We all share a common human frailty, blind spots. The ego driven business people and the money managers for the super wealthy scare me more than some of the super wealthy themselves. They can't see what they're doing to other people. In my opinion, some are so absolutely ruthless, that about the only other people on earth that compare to them are to be found only in groups like Al Qaida. If you don't believe me, just listen to some of the business shows on TV. Further, while Bush has now come out and talked about income disparity, his administration has not done a hell of a lot to help people who've experienced job dislocations, or wage and benefit cuts caused by so called "globalization," an agenda pushed very much by big business and the wealthy.

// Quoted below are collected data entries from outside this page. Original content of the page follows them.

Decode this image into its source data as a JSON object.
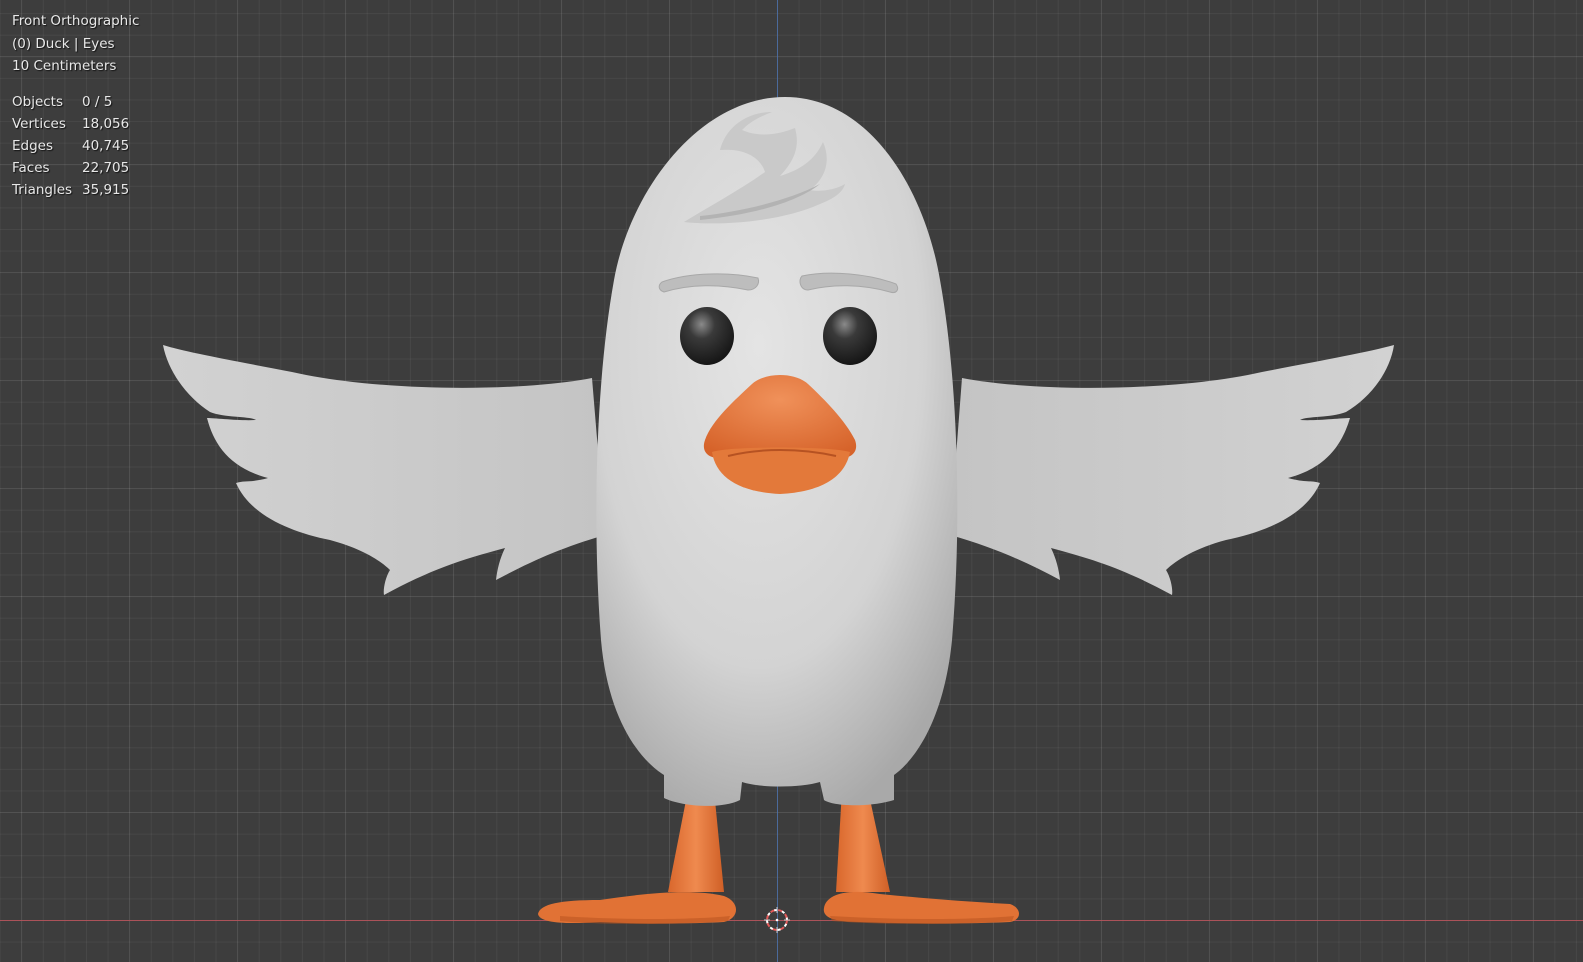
{
  "viewport": {
    "view_name": "Front Orthographic",
    "collection_info": "(0) Duck | Eyes",
    "grid_scale": "10 Centimeters"
  },
  "statistics": [
    {
      "label": "Objects",
      "value": "0 / 5"
    },
    {
      "label": "Vertices",
      "value": "18,056"
    },
    {
      "label": "Edges",
      "value": "40,745"
    },
    {
      "label": "Faces",
      "value": "22,705"
    },
    {
      "label": "Triangles",
      "value": "35,915"
    }
  ],
  "colors": {
    "background": "#3d3d3d",
    "axis_x": "#b5525a",
    "axis_z": "#4a6fa8",
    "body": "#d6d6d6",
    "beak_feet": "#e2763a"
  },
  "icons": [
    "3d-cursor-icon"
  ]
}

In the 1930s, as banks failed across the nation, the president closed the banks. The wealthy and businessmen screamed that, with this measure, the end was near, but Roosevelt's action helped save the very banking system that had gone so awry. The wealthy like dog-eat-dog, but that's because, in most cases, they aren't going to have to scrape to get their next meal, pay rent, buy gas to get to work, or keep their utilities on. There's a hell of a difference.

I'm usually not much into "conspiracy" theories, but with globalization, and stock and futures markets now worldwide, Americans have lost a great deal of ability to control many situations. So, if oil starts to skyrocket, a president can't say, "Close the markets, until this situation calms down," because the rest of the world markets will go on. I'm just wondering where all of this is leading. Businessmen said how great American private enterprise was before, that is, before 1929!